Paul and Francalancia met last spring when Francalancia was working on a documentary about the Little 500. Paul, a senior at The Media School, was ecstatic about the chance to work on the commercial. He had worked on online advertisements before, but never anything that aired on television.
“This is a cool opportunity for me as a student to be like, ‘This piece of media that I’m going to make will be airing on the Big Ten Network’ and networks like that,” Paul said. “So, I thought that was a pretty awesome opportunity that I never had working on an actual ad spot for television before.”
After Parrish’s NIL deal with Owen County State Bank was finalized, Paul, Francalancia, and King had a storyboard meeting. They decided on the “back home” theme of the commercial because of Parrish’s background.
Parrish, a Fishers, Indiana, native, began her college career at the University of Oregon. Last spring, she transferred to IU after two years at Oregon. The commercial focuses on her transition back to Indiana and how Owen County State Bank can assist anyone on the move.
“Life is full of transitions, and the fact of the matter is those big transitions — like you’re moving, or you’re going to college, or you’re getting married, or you’re having a baby — they usually cost a lot of money and you need your bank involved,” King said.
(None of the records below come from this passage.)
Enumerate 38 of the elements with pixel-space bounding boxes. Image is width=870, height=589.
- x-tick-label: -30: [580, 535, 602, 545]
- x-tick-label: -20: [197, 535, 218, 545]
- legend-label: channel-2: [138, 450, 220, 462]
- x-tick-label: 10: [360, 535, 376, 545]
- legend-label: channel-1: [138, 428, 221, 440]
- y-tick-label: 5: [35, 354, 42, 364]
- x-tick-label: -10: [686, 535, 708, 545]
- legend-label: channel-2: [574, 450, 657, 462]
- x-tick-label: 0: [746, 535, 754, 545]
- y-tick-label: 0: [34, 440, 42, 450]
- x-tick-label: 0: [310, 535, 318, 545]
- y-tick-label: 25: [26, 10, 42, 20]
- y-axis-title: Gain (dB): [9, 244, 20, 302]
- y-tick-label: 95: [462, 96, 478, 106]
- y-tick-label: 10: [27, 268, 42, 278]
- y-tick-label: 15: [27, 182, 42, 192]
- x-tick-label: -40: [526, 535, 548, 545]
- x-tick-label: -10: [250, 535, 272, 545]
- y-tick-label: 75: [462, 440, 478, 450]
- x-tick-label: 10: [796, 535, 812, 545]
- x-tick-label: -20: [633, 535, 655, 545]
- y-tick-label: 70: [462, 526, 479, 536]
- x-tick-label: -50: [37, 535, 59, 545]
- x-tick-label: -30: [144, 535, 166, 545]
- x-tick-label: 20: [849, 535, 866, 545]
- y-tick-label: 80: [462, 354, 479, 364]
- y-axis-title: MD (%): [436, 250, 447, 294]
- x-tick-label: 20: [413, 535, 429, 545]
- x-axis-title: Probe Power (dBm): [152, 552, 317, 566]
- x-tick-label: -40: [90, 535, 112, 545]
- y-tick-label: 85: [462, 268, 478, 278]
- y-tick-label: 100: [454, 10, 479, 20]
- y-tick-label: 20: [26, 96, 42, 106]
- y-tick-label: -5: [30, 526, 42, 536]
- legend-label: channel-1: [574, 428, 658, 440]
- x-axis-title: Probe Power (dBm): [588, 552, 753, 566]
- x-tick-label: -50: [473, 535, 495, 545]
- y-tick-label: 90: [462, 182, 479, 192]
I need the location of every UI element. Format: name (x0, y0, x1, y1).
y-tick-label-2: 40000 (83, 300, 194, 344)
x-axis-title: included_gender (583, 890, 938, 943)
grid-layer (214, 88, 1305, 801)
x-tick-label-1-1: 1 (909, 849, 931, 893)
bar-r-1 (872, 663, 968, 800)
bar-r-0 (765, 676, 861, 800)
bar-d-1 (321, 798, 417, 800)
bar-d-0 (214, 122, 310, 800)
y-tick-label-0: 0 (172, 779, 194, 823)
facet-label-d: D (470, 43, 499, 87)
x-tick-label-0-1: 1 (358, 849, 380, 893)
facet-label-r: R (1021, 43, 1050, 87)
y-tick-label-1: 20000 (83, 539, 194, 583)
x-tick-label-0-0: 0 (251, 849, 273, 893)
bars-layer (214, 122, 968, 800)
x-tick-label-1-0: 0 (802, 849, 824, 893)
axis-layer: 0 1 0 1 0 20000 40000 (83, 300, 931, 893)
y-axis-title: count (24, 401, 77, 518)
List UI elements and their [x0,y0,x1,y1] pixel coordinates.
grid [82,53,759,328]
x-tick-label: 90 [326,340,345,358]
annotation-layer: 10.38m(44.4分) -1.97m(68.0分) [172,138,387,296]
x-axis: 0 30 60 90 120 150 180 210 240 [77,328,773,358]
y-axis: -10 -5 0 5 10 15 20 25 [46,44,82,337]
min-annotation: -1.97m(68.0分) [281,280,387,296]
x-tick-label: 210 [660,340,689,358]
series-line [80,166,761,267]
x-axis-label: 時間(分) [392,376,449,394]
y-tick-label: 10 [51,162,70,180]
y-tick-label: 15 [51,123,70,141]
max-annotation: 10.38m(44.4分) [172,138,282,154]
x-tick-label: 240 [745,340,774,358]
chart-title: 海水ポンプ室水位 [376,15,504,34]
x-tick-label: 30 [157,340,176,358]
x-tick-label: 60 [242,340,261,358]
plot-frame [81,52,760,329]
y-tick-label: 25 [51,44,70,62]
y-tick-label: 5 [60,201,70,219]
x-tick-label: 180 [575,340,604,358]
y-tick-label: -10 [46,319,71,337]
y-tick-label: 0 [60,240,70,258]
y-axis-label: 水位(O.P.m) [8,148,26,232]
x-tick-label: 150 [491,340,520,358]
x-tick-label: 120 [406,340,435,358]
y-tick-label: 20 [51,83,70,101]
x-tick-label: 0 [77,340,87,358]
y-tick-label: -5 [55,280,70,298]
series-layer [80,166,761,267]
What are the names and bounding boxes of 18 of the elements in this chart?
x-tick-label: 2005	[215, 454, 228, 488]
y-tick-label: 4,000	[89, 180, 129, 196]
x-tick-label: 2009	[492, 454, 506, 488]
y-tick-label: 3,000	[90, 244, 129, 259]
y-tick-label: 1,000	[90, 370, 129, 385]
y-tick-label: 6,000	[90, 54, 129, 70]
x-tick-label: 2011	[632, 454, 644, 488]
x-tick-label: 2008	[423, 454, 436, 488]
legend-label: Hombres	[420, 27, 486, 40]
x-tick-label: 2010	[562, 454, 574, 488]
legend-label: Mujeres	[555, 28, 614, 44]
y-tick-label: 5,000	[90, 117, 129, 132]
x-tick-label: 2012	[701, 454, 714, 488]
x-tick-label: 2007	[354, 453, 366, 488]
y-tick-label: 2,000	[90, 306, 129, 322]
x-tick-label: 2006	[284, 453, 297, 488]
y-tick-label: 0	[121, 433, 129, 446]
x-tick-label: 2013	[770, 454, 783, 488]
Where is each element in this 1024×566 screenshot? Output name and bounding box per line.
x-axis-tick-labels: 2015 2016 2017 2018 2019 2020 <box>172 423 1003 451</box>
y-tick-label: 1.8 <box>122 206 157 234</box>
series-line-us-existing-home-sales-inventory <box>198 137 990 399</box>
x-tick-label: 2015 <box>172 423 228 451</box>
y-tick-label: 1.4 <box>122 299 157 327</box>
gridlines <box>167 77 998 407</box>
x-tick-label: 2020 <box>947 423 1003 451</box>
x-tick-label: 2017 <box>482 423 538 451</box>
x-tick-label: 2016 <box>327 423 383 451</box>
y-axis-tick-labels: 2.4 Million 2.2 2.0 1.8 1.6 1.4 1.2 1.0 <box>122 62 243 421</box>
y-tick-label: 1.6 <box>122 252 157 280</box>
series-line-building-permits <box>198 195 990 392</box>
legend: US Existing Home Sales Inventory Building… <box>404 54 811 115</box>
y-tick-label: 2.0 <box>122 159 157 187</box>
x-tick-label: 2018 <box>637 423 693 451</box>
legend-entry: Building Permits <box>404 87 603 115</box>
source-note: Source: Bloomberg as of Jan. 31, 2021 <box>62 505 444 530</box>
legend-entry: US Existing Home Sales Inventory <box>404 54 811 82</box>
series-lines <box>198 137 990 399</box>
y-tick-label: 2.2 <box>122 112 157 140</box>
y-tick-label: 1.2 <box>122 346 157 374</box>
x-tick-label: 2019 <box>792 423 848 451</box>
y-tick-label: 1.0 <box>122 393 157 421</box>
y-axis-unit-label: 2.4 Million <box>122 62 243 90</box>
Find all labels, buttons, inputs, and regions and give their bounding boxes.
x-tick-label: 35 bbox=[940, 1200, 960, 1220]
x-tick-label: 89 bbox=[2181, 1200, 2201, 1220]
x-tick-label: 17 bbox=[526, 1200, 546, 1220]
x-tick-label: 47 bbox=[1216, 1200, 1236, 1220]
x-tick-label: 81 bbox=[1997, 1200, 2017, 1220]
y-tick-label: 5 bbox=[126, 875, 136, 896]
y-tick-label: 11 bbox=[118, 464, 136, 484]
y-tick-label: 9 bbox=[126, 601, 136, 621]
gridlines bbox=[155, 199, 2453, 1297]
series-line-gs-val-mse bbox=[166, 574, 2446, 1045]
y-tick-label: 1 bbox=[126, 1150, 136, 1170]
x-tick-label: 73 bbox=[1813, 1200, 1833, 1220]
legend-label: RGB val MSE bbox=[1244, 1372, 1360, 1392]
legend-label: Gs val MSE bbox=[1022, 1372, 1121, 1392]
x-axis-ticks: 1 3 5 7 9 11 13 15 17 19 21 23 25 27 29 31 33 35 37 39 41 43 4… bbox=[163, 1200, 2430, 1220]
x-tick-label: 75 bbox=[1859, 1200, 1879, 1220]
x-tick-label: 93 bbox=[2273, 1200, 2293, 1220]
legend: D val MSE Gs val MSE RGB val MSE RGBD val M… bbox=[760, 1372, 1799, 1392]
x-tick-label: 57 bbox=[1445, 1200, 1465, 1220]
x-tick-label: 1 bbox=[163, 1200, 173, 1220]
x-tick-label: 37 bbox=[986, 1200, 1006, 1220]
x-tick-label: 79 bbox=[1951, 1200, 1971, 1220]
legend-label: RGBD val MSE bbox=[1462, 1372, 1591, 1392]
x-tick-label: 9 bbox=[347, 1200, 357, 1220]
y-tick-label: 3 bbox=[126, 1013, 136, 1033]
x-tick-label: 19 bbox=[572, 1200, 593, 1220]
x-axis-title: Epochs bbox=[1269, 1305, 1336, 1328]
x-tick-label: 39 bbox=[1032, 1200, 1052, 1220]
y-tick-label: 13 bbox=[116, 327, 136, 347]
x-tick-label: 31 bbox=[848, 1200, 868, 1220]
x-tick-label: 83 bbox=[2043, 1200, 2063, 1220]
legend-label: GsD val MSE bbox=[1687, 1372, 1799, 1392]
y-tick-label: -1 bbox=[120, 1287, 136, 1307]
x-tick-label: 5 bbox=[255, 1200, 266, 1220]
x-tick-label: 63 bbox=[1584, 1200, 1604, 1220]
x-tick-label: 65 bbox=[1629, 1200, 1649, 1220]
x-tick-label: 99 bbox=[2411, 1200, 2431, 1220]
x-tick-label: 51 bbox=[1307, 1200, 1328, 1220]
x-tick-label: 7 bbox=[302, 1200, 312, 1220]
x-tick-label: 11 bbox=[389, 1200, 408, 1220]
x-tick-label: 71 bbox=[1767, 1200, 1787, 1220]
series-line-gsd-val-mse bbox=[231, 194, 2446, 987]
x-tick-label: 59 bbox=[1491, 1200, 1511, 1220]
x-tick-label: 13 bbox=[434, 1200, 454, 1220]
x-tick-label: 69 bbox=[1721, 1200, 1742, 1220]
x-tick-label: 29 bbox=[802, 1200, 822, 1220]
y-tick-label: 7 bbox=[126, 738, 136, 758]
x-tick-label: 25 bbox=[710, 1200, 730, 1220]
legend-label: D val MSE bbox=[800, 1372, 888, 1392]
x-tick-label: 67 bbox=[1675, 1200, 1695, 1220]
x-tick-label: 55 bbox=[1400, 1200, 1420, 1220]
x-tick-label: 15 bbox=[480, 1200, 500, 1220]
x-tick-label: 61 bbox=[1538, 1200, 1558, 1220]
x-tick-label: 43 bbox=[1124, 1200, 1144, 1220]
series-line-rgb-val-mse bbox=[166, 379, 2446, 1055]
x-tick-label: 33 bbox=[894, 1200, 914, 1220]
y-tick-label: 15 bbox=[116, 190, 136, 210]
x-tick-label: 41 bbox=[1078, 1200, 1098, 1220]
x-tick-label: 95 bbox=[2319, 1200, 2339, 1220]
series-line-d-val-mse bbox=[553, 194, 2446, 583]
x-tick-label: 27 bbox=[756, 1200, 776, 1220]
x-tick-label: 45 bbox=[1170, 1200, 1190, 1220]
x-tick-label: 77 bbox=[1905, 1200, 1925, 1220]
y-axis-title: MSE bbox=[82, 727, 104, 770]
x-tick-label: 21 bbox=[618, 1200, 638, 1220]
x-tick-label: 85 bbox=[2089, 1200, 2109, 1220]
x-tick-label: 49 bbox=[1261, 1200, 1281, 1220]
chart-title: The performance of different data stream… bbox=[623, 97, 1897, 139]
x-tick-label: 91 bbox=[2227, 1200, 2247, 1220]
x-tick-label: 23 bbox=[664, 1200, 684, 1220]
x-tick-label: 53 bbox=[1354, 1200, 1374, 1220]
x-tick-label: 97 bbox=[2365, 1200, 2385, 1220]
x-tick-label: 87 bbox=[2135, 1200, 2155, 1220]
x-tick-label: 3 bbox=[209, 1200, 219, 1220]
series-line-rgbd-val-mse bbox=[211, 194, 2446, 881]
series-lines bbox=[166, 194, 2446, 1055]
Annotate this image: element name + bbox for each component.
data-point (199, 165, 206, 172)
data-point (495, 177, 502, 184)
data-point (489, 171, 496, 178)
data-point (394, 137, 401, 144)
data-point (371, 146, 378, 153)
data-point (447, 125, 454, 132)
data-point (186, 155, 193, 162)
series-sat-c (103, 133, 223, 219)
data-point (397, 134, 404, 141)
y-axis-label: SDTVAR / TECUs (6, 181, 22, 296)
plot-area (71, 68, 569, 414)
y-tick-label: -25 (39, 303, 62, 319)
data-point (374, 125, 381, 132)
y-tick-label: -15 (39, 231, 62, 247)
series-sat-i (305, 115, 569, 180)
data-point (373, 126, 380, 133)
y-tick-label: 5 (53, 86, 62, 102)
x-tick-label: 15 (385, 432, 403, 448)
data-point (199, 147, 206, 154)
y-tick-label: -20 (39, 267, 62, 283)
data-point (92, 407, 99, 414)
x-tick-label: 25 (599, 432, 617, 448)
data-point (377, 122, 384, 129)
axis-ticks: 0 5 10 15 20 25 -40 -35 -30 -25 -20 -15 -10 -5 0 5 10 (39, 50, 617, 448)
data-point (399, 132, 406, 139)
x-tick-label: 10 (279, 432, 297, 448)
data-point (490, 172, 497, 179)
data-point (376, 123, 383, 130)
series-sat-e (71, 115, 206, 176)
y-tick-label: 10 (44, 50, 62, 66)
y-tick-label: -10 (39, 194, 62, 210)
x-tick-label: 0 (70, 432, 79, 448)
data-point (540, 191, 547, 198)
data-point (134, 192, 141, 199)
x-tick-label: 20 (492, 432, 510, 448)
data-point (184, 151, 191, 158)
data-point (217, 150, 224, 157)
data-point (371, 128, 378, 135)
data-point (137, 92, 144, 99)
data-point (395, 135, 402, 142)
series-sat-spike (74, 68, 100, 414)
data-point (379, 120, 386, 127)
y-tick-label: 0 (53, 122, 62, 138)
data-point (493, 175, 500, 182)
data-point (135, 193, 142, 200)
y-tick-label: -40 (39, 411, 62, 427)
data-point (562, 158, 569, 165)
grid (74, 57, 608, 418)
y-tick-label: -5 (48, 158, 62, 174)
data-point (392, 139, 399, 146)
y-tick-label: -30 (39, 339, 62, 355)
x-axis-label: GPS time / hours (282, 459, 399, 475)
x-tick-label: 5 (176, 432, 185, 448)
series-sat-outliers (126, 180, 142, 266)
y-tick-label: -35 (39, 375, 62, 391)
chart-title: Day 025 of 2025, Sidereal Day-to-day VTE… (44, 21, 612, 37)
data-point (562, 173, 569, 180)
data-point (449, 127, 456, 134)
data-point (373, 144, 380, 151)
Francalancia and Paul went to McCormick’s Creek State Park in Spencer, Indiana, after the storyboard meeting. From there, they set up the shots and arranged their vision of the commercial around the park in Owen County. Paul was appreciative of the opportunity to work on a high-quality production.
“It feels more like you’re on a bit of a big production shift that you would go do in New York City or Los Angeles, but you’re getting that experience right here in Bloomington,” Paul said.
Both King and Francalancia wish to continue using freelance students from The Media School in the future. King said she doesn’t just look for students to take orders. She enjoys working with students like Paul, who contributed to the creative team during the commercial’s production process.
“We have incredible talent here at Indiana University, especially in The Media School, when it comes to media type of projects,” King said. “And the best way that the students can learn is by giving them real, hands-on projects like this. So, I encourage others to take advantage of the amazing talent right here in Bloomington on our campus.”
Francalancia will also look to use Media School students in his project. He wants to employ students as production assistants, production coordinators, or any other role needed for his professional projects.
“It’s life-changing,” Francalancia claimed. “To basically be in a classroom for four years talking about things and then actually being on set or a part of a production — whether it’s the development side or the post-production side — it could really change the mindset of what a student wants to be.”